SAN FRANCISCO (AP)
A federal safety official says the cockpit voice recorder from Asiana Airlines Flight 214 showed the jetliner tried to abort its landing and come around for another try 1.5 seconds before it crashed at San Francisco airport.
National Transportation Safety Board chief Deborah Hersman says at a news conference Sunday the recorder also showed there was a call to increase airspeed roughly two seconds before impact.
Before that, she says, there was no indication in the recordings that the aircraft was having any problems.
The jetliner carrying 307 people crashed Saturday, killing two passengers and injuring dozens of other people.
Since the crash, clues have emerged in witness accounts of the planes approach and video of the wreckage, leading one aviation expert to say the aircraft may have approached the runway too low and something may have caught the runway lip – part of a seawall at the foot of the runway.
San Francisco is one of several airports around the country that border bodies of water that have walls at the end of their runways to prevent planes that overrun a runway from ending up in the water.
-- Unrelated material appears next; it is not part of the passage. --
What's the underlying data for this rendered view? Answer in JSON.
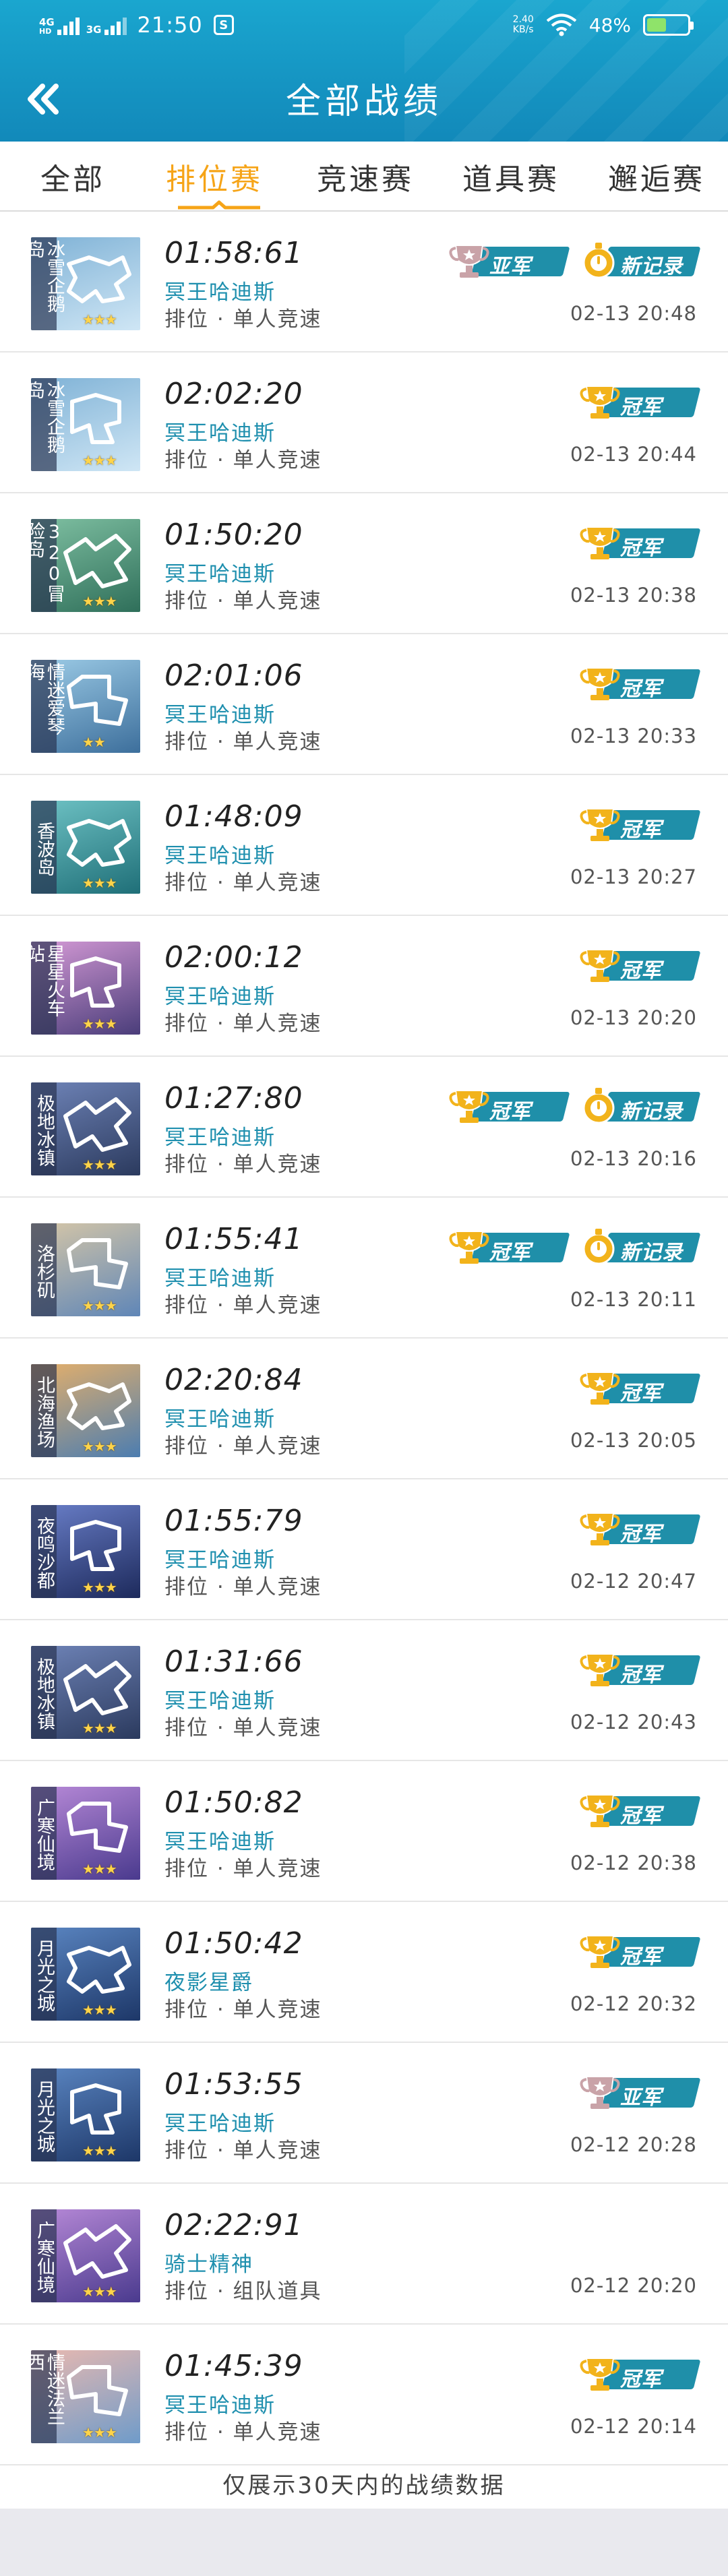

Since the plane was about to land, its landing gear would have already been down, said Mike Barr, a former military pilot and accident investigator who teaches aviation safety at the University of Southern California.
It’s possible the landing gear or the tail of the plane hit the seawall, he said. If that happened, it would effectively slam the plane into the runway.
Noting that some witnesses reported hearing the plane’s engines rev up just before the crash, Barr said that would be consistent with a pilot who realized at the last minute that the plane was too low and was increasing power to the engines to try to increase altitude.
Barr said he could think of no reason why a plane would come in to land that low.